United States or Eswatini ? Vote for the TOP Country of the Week !


Ook bij de Van Erlevoorts had men van de buitenwereld wel eens onbescheiden vragen vernomen, maar Frédérique haalde nog altijd haar schouders op, met een gebaar, alsof zij totaal van niets wist; Eline was immers al zoo dikwijls geëngageerd geweest, in de oogen harer kennissen altijd, met dien en met dien, waarom ook niet eens met Otto? vroeg zij zoo ironisch, dat men de waarheid niet gissen kon.

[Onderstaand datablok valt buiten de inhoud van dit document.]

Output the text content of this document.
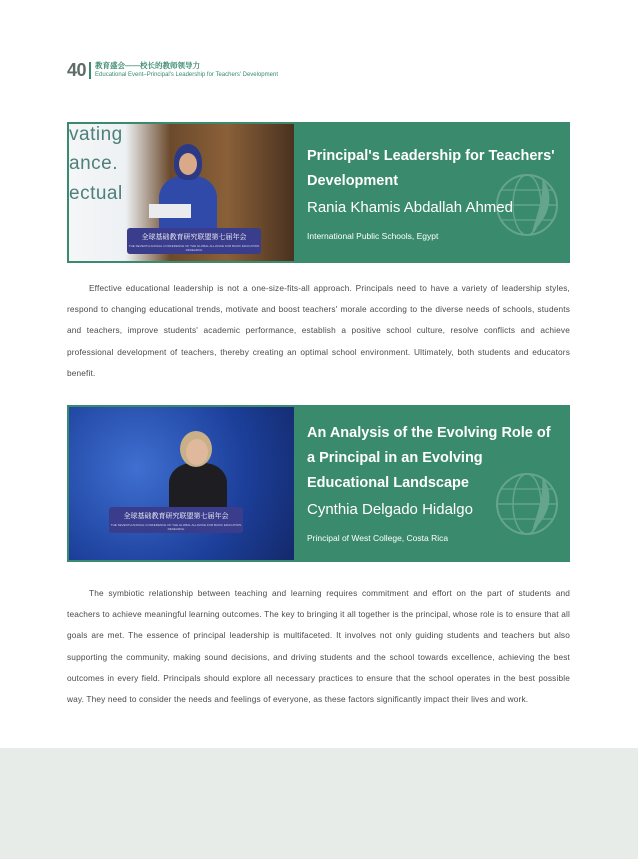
40 教育盛会——校长的教师领导力
Educational Event–Principal's Leadership for Teachers' Development
vating
ance.
ectual
全球基础教育研究联盟第七届年会
THE SEVENTH ANNUAL CONFERENCE OF THE GLOBAL ALLIANCE FOR BASIC EDUCATION RESEARCH
Principal's Leadership for Teachers' Development
Rania Khamis Abdallah Ahmed
International Public Schools, Egypt

Effective educational leadership is not a one-size-fits-all approach. Principals need to have a variety of leadership styles, respond to changing educational trends, motivate and boost teachers' morale according to the diverse needs of schools, students and teachers, improve students' academic performance, establish a positive school culture, resolve conflicts and achieve professional development of teachers, thereby creating an optimal school environment. Ultimately, both students and educators benefit.

全球基础教育研究联盟第七届年会
THE SEVENTH ANNUAL CONFERENCE OF THE GLOBAL ALLIANCE FOR BASIC EDUCATION RESEARCH
An Analysis of the Evolving Role of a Principal in an Evolving Educational Landscape
Cynthia Delgado Hidalgo
Principal of West College, Costa Rica

The symbiotic relationship between teaching and learning requires commitment and effort on the part of students and teachers to achieve meaningful learning outcomes. The key to bringing it all together is the principal, whose role is to ensure that all goals are met. The essence of principal leadership is multifaceted. It involves not only guiding students and teachers but also supporting the community, making sound decisions, and driving students and the school towards excellence, achieving the best outcomes in every field. Principals should explore all necessary practices to ensure that the school operates in the best possible way. They need to consider the needs and feelings of everyone, as these factors significantly impact their lives and work.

Marie is nog boven. Wat doet Marie daar toch? hernam Frédérique met eenige bevreemding. Wat voert ze tegenwoordig toch altijd boven uit? Wanneer ik hier ook kom, zit ze boven. Jullie hebben toch niet gekibbeld? O, neen, volstrekt niet! antwoordde Lili. Marie teekent, geloof ik, of dikwijls zit ze ook te schrijven. Te schrijven, een brief?

Juf, pas toch op, de kinderen zullen heusch vallen! sprak Frédérique hijgend tot de dikke juffrouw Frantzen, die zij op het portaal der eerste verdieping tegenkwam, in wanhoop zoekende naar de ondeugende bengels. Ze ravotten op de trap, daar, Lientje en Nico! Weet u ook waar Ernestine en Johan zijn? vroeg juffrouw Frantzen radeloos.

Zij hief haar armpjes op en sloeg ze Eline om den hals, alsof zij ze wurgen wilde, en Eline lachte. Het is of je je heele leven met kinderen hebt omgegaan, Eline! riep Mathilde vriendelijk en dankbaar, nog bezig met Johan, en mevrouw Van Erlevoort en Frédérique zagen glimlachend om.

Frédérique had zich spoedig in haar nachtjapon gehuld en kroop in het groote bed. Zij lachte even. Je verdrinkt hier in; ik heb nog nooit geslapen in dit bed. Marianne teutte en liep op haar bloote voeten rond. Zij trok het gordijn voor het venster op en de maan viel bleek naar binnen. Kijk Freddy, hoe geheimzinnig. Ben ik niet net een geest in dat licht?

Eline en Frédérique waren met de heeren biljart gaan spelen. Waar zijn de kinderen toch? vroeg Cathérine, en zij zag uit over het geschoren gras, waar zij anders croquet speelden, of woelig over elkander rolden, terwijl nu de drie honden van Théodore er ongestoord lagen te sluimeren. Zij zijn na het eten dadelijk weggevlogen!

Zij was gelukkig, en haar geluk was gemengd met een ondeugende, schalke dartelheid, dat zij iets verheelde, wat haar omgeving natuurlijk zeer dwaas en zeer berispelijk zou gevonden hebben, hadde die er van geweten.... Een jong meisje als zij, verliefd op een acteur.... wat zouden mevrouw Verstraeten en Betsy en Emilie en Cateau en Frédérique, wat Henk en Paul en Vincent wel hebben gedacht en gezegd, zoo zij hadden kunnen vermoeden....

Martha, gooi wat om mijn schouders! Martha legde haar een bonte pelerine om. Mathilde had met vlugge vingers haar werk voltooid. Daar! sprak ze, en schoof de krullende franje van voren terecht. Eenvoudig, keurig en stevig. Ben je tevreden? Frédérique bezag zich en roerde even met de tippen harer vingers heur kapsel van terzijde aan. Zeker, zeker, zeide ze; en nu.... nu mijn flot de tulle.

De anderen waren toch saai en lui en moê. Lili lag met haar hoofd op Georges' schouder; Paul hing in een stoel, met wijd uitgestrekte beenen... Zet die groote mand op het tafeltje in de serre, wil je, Freddy; hij staat hier wat in den weg; we zouden hem morgen omver kunnen dansen. Dan ga ik even naar boven. Goed, sprak Frédérique. Marie ging en Frédérique tilde de mand op, toen Paul zich verhief.

De freule uw dochter is al heel gauw levensmoê, mevrouw! lispelde de jonge De Woude Van Bergh, zich tot mevrouw Van Erlevoort, de mama van Freddy, buigende. Na de derde herhaling van den droom ging mevrouw Verstraeten in de kleedkamer. Zij vond er Frédérique en Lili, schaterend bezig zich van haren Egyptischen dos te ontdoen, zoekende naar de tallooze spelden, tusschen elke vouw.